Many recognizable large companies have completely discarded their budgeting process as and replacing with rolling forecasts or flexible budgets and event-driven planning. Given the increasingly continuous changing and uncertain business environment that we all compete in, which is marked by volatility in financial markets, restricted credit, rapid commodity price changes, etc., businesses are adopting more flexible means to make sound business decisions. Converting or combining a static budgeting process into a dynamic continuous forecast brings many advantages.
Skilled CFOs assist companies to improve their ability to manage the future rather than dwelling on the past. Their ability to help managers to prepare quality forecasts is a core competence. Accurate and meaningful forecasting is more art than science and only highly skilled and creative CFOs truly perform this function well. Most management teams make the mistake of assuming that forecasts are about predicting and controlling future outcomes. The purpose of forecasting is to inform decision making (to help shape future outcomes), not to predict the future. In reality, forecasting is necessary only because businesses typically cannot react instantly to changing events. That’s why fast reaction is more important than (even accurate) prediction—because exact accuracy is rarely achieved.
To be useful, forecasts should tell managers something about the trajectory they are on compared with their medium-term goals and thus whether further action is necessary. That means they are concerned with constantly “managing gaps” rather than closing them. Medium-term goals are best viewed in terms of ranges of desired outcomes rather than specific targets. Rolling forecasts, if well prepared give senior management a continuous picture both of the current position and the short term outlook. In effect they are the aggregate of business as usual forecasts (extrapolations of existing trends), all the action plans in progress, and all plans in the pipeline. In other words, forecasts should be “baseline plus anticipated events,” with the effort being focused on “events.”
The only certainty about a forecast is that it will be wrong. The question is the amount of variability of the forecast compared with actual results/outcomes. Narrowing the variation of the forecast should be a continuous exercise. At a minimum conduct monthly post-mortems on forecasts. The purpose is not to attribute blame but to learn if forecast accuracy is improving and how it can be further improved. Forecasting inaccuracy can be seen in the same light as process variability; teams therefore need to better understand the causes of that variability and work to reduce them.

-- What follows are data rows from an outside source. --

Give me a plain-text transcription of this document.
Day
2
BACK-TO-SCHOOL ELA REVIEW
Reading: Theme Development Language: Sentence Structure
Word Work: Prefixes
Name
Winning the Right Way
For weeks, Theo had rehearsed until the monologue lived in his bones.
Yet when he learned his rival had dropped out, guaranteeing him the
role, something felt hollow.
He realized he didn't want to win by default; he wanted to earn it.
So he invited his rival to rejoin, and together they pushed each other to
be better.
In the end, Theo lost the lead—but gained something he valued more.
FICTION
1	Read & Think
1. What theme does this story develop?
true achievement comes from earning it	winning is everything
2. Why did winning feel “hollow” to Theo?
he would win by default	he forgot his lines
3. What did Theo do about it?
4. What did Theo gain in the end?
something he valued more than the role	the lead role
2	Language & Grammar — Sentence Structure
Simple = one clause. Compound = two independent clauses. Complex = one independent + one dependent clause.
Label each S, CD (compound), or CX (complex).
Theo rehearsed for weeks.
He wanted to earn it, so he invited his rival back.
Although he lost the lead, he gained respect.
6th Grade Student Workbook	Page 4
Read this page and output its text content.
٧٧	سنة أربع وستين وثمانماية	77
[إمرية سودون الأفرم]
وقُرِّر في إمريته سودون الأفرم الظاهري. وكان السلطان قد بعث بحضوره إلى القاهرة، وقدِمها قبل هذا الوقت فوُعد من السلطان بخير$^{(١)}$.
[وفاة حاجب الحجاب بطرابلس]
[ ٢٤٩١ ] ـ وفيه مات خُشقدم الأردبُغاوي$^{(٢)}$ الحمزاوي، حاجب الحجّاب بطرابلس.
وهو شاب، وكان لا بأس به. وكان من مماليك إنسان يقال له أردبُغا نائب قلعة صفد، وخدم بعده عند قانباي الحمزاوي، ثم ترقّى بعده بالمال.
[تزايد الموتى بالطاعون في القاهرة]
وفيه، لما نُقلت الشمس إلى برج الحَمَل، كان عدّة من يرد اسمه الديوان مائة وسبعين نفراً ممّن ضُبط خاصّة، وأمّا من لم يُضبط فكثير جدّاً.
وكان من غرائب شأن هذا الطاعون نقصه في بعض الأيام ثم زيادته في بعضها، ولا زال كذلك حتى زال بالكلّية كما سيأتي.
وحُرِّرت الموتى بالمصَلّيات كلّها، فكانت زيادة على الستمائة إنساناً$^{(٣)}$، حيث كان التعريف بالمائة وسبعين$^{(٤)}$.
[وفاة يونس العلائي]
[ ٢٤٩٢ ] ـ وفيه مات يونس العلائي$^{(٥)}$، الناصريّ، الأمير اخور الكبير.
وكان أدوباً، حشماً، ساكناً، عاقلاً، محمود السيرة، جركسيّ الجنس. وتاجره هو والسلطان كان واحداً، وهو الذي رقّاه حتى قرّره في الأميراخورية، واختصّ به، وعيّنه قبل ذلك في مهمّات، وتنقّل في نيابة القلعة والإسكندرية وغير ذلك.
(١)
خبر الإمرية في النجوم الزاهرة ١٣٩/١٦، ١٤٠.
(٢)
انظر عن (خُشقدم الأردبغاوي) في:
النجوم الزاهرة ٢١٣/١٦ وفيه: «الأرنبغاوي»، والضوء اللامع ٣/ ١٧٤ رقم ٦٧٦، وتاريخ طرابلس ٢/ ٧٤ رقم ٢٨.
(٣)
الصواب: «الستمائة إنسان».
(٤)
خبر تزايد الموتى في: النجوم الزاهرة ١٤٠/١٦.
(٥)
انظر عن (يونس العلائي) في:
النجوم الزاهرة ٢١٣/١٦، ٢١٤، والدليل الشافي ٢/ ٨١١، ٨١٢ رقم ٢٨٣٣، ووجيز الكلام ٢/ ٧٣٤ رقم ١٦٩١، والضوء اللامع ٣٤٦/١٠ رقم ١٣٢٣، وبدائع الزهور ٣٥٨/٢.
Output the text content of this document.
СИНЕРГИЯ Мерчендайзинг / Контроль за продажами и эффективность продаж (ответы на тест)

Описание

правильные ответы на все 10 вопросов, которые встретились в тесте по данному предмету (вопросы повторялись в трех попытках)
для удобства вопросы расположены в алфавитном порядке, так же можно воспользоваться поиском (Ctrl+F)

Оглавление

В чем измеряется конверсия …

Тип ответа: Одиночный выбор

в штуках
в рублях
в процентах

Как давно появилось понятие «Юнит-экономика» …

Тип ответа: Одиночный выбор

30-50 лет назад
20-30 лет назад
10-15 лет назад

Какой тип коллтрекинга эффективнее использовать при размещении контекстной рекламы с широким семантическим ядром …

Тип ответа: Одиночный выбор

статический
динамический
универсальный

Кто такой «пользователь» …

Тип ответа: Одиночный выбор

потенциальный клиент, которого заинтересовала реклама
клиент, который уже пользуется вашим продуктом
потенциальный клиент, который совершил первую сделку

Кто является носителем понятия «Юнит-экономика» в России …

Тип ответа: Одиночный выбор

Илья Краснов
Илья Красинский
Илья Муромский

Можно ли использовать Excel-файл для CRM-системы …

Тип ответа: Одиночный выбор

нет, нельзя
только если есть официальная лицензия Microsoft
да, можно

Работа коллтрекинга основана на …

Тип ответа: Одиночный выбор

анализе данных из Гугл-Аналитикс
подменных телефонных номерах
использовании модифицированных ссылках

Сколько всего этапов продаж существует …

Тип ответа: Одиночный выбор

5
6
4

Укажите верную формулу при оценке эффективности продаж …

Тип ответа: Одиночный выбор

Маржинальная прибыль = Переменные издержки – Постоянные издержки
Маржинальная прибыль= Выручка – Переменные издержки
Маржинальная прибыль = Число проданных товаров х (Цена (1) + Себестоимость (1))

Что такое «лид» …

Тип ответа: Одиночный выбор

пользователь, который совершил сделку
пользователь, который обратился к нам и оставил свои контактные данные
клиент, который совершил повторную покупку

A CFO should always include business managers in the continuous process of preparing short term forecasts as a means to develop the absolute best forecasts and at the same time build a company culture of forward-thinking decision making. Adaptive and market leading organizations focus less on annual budgets or long-term views and more on rolling views—usually rolling forecasts that always look twelve to eighteen months ahead.
When performed properly forecasting becomes THE KEY financial management process. Exceptional forecasting skills come from learning, experience, decent information systems, and ultimately, judgment. A Harvest CFO will greatly enhance your company’s forecasting capabilities and as a result greatly enhance your company’s overall financial and operational performance.